SIBOLGA, KOMPAS.com – Sepuluh hari lamanya, warga korban banjir di Kecamatan Pandan, Kabupaten Tapanuli Tengah, bertahan di posko pengungsian dengan kondisi logistik yang serba terbatas.
Meski bantuan logistik mulai berdatangan ke posko yang terletak di Gedung Serbaguna Pandan, para pengungsi mengeluhkan minimnya pasokan makanan khusus untuk balita, terutama bubur bayi instan.
Salah satu pengungsi, Juliandika, warga Kampung Pardagangan, Gubuk Tuko, Kecamatan Pandan mengungkapkan, selama satu minggu berada di pengungsian, ia belum pernah menerima bantuan makanan pendamping untuk anaknya yang masih balita.
"Makanan itu kurang. Makanan bayi, iya, Bubur Sun itu. Cuma itu yang kurang. Belum ada sama sekali sampai sekarang," ujar Juliandika saat diwawancarai Kompas.com di lokasi, Jumat (5/12/2025) siang.
Baca juga: Korban Banjir Sumut: dari Jam 9 Pagi Sampai Terbenam Matahari Kami Cari Bantuan
Menurut Juliandika, bantuan yang masuk sejauh ini baru sebatas popok bayi. Sementara itu, susu formula untuk balita di atas enam bulan maupun bubur bayi belum tersedia.

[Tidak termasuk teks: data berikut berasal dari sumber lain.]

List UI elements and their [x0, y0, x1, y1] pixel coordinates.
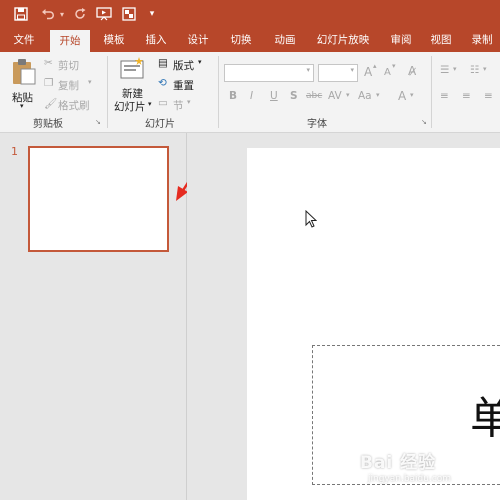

Akibat ketiadaan makanan bayi, Juliandika terpaksa hanya mengandalkan Air Susu Ibu (ASI) untuk asupan nutrisi anaknya selama di pengungsian.

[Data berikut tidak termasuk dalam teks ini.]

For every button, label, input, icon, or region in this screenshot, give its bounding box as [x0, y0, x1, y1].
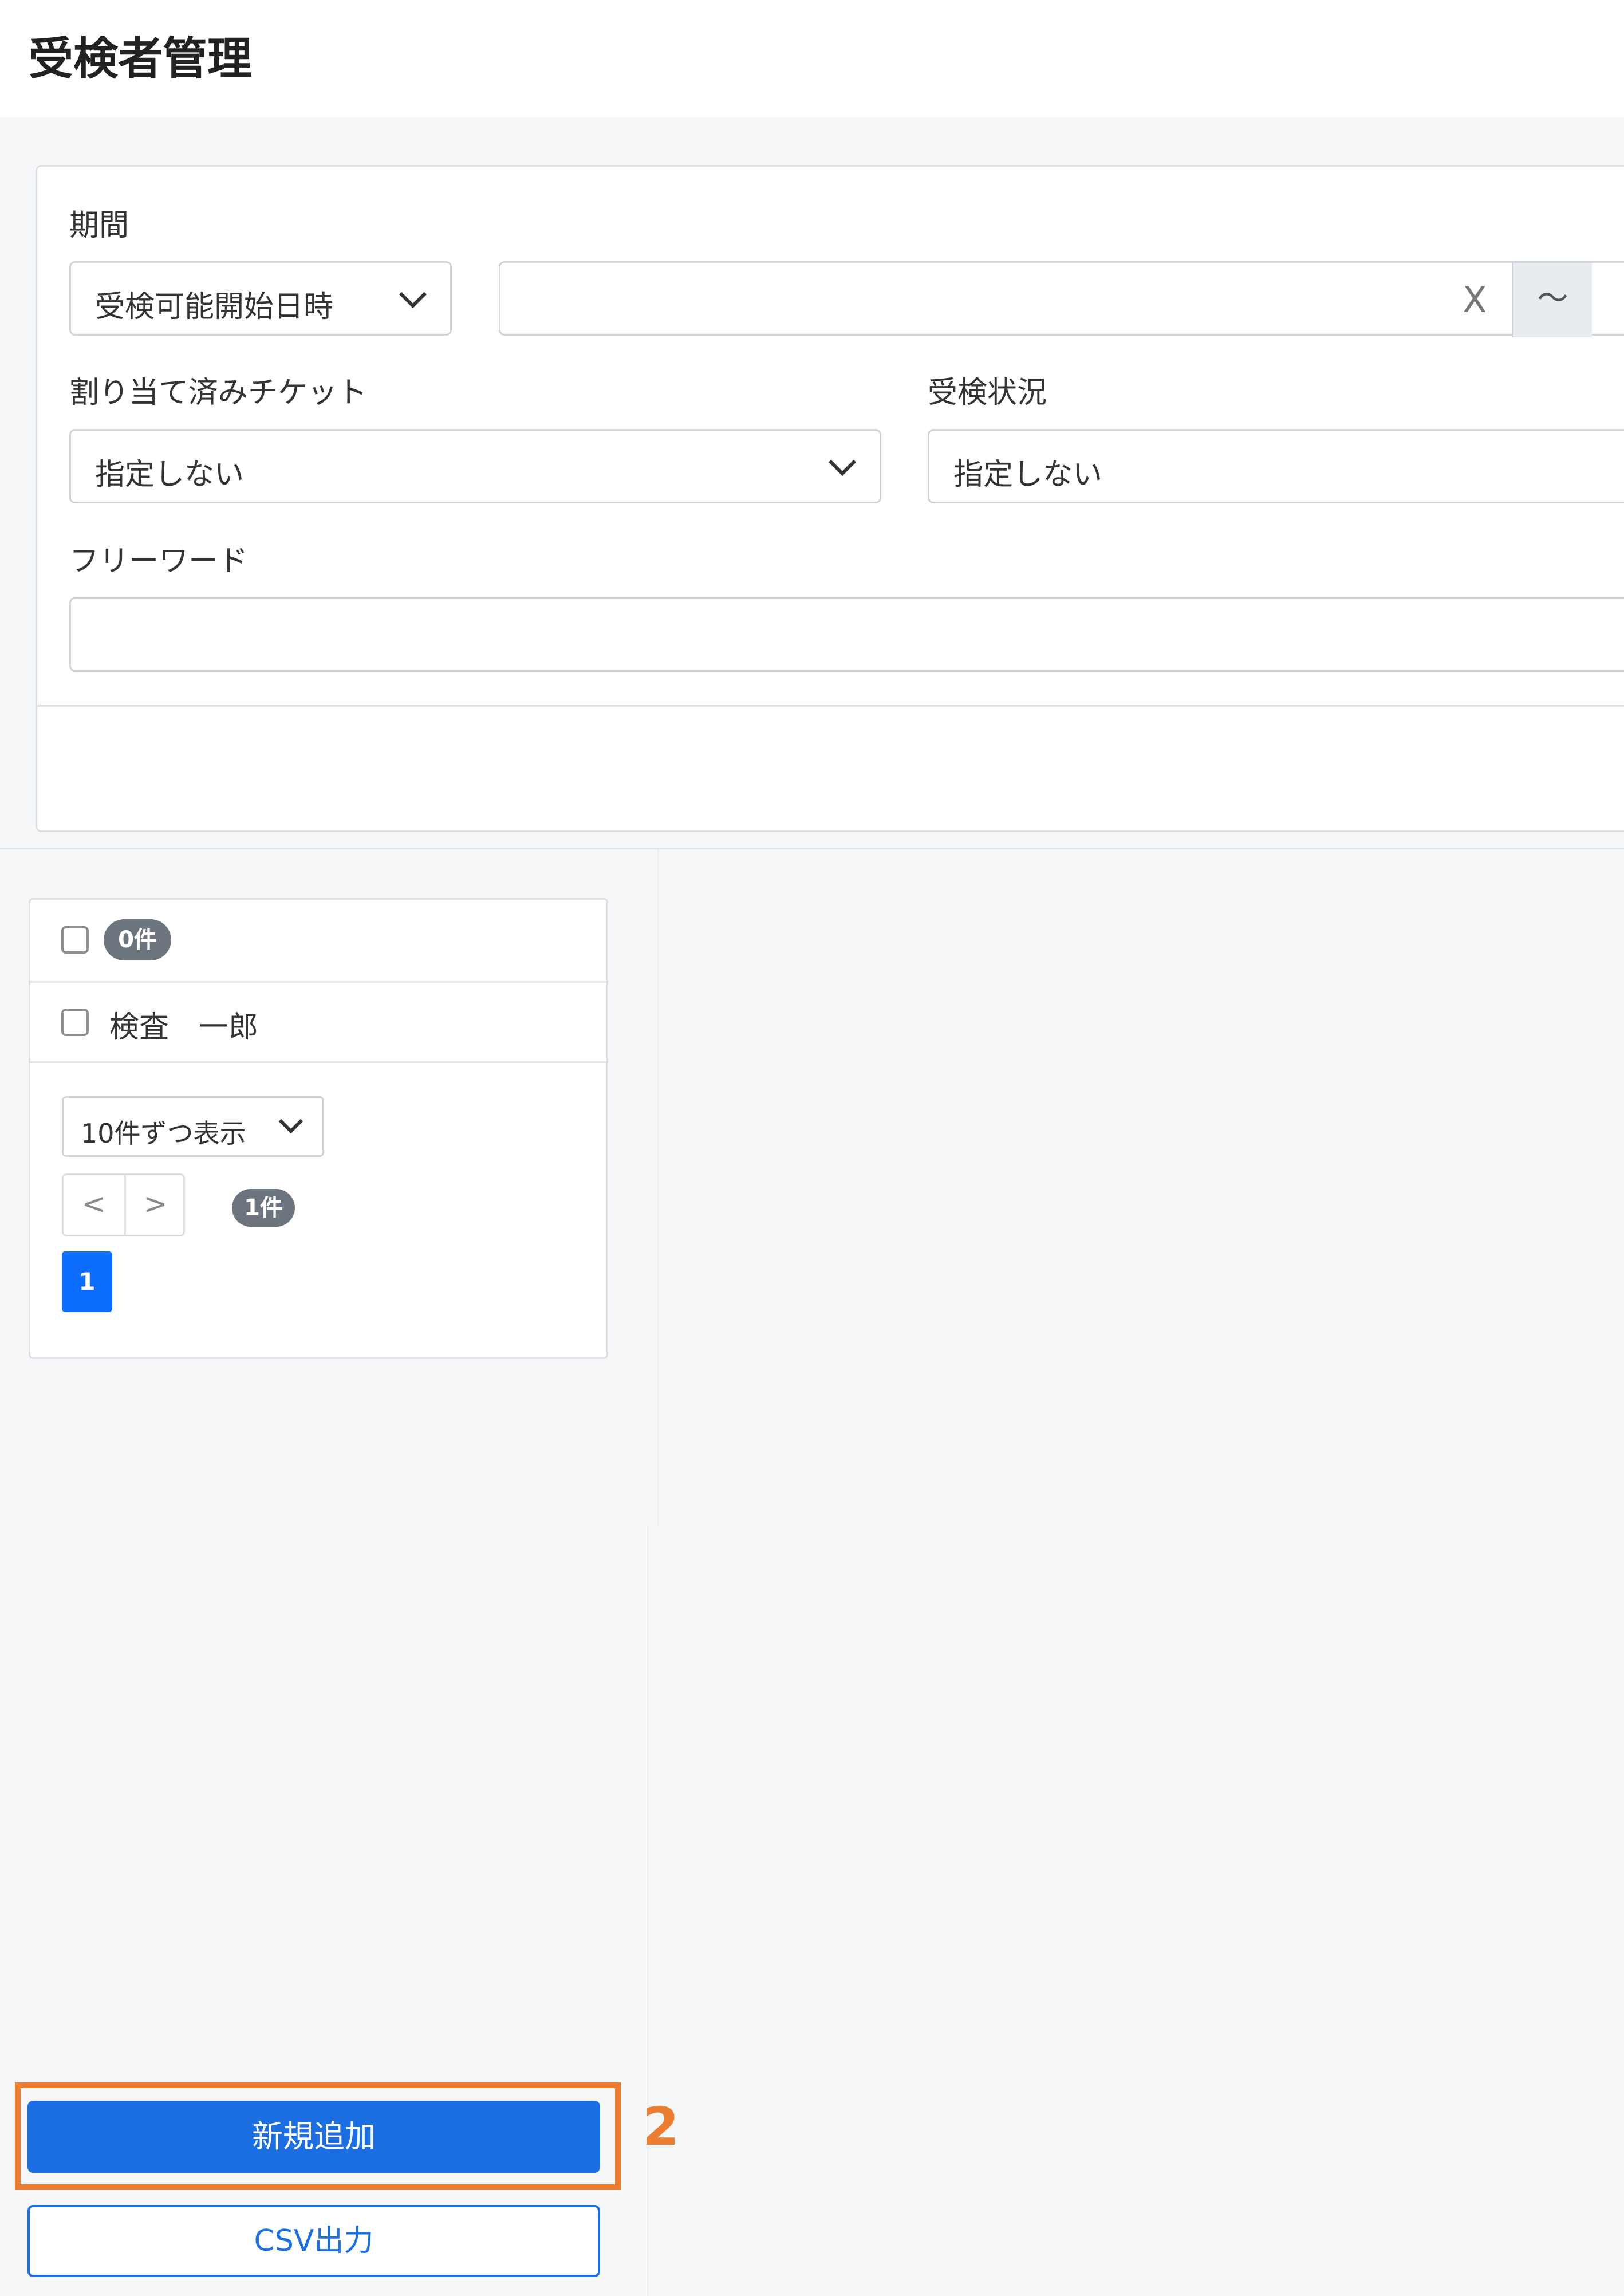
ticket-label: 割り当て済みチケット [69, 376, 368, 410]
add-new-button[interactable]: 新規追加 [27, 2101, 600, 2173]
status-label: 受検状況 [928, 376, 1047, 410]
page-title: 受検者管理 [29, 33, 253, 85]
status-select[interactable]: 指定しない [928, 429, 1624, 503]
next-page-button[interactable]: > [124, 1175, 185, 1235]
freeword-label: フリーワード [69, 544, 249, 578]
row-checkbox[interactable] [61, 1009, 89, 1036]
status-select-value: 指定しない [953, 458, 1103, 492]
range-separator: 〜 [1512, 263, 1592, 337]
period-type-select[interactable]: 受検可能開始日時 [69, 261, 452, 336]
ticket-select-value: 指定しない [95, 458, 245, 492]
page: 受検者管理 期間 受検可能開始日時 X 〜 割り当て済みチケット 指定しない 受… [0, 0, 1624, 2296]
chevron-down-icon [399, 280, 427, 309]
select-all-checkbox[interactable] [61, 926, 89, 954]
section-divider [0, 848, 1624, 849]
clear-icon[interactable]: X [1463, 279, 1487, 321]
total-count-badge: 1件 [232, 1189, 295, 1227]
examinee-list-card: 0件 検査 一郎 10件ずつ表示 < > 1件 1 [29, 898, 608, 1359]
chevron-down-icon [278, 1109, 303, 1134]
header: 受検者管理 [0, 0, 1624, 117]
step-marker: 2 [642, 2096, 680, 2157]
pane-divider [647, 1525, 649, 2296]
freeword-input[interactable] [69, 597, 1624, 672]
pane-divider [657, 849, 659, 1525]
per-page-select[interactable]: 10件ずつ表示 [62, 1096, 324, 1157]
ticket-select[interactable]: 指定しない [69, 429, 881, 503]
csv-export-button[interactable]: CSV出力 [27, 2205, 600, 2277]
period-start-input[interactable]: X 〜 [499, 261, 1624, 337]
card-divider [37, 705, 1624, 707]
chevron-down-icon [828, 448, 857, 476]
per-page-value: 10件ずつ表示 [81, 1118, 246, 1149]
row-divider [30, 981, 606, 983]
period-type-value: 受検可能開始日時 [95, 290, 334, 324]
selected-count-badge: 0件 [104, 919, 171, 960]
period-label: 期間 [69, 208, 129, 243]
prev-page-button[interactable]: < [64, 1175, 124, 1235]
page-number-1[interactable]: 1 [62, 1251, 112, 1312]
row-divider [30, 1061, 606, 1063]
pager-buttons: < > [62, 1173, 185, 1236]
examinee-name: 検査 一郎 [109, 1010, 259, 1045]
filter-card: 期間 受検可能開始日時 X 〜 割り当て済みチケット 指定しない 受検状況 指定… [36, 165, 1624, 832]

Padahal, sebelum bencana terjadi, sang anak yang berusia satu tahun sudah terbiasa mengonsumsi makanan pendamping.
"Anak makannya dari ASI lah. Makan pun tak mau dia makan (nasi). Akhirnya cuma ASI saja full selama ngungsi di sini," tuturnya.
Kondisi ini pun akhirnya berdampak pada kesehatan fisik Juliandika.
Ia mengaku kelelahan dan lemas karena harus menyusui secara intensif di tengah kondisi pengungsian yang tidak nyaman dan asupan makanan ibunya yang juga seadanya.
"Berpengaruh sekali lah, tak ada bubur itu, badan lemas kan. Semua pegal, makin capek," keluhnya.
Baca juga: Dedi Mulyadi Hentikan Penerbitan Izin Perumahan Usai Bandung Raya Dikepung Bencana
Selain makanan bayi, para pengungsi juga menghadapi kendala ketersediaan air bersih dan listrik.
Juliandika menyebutkan bahwa air di posko pengungsian sangat sulit didapat dan menyebabkan terbatasnya fasilitas sanitasi.
Akhirnya, para pengungsi hanya bisa buang air kecil di kamar mandi posko.
"Air bersih kurang kali. Sejak awal itu susah aie. Itu saja karena mati air, digembok tangkinya. Buang air seadanya saja," ujarnya.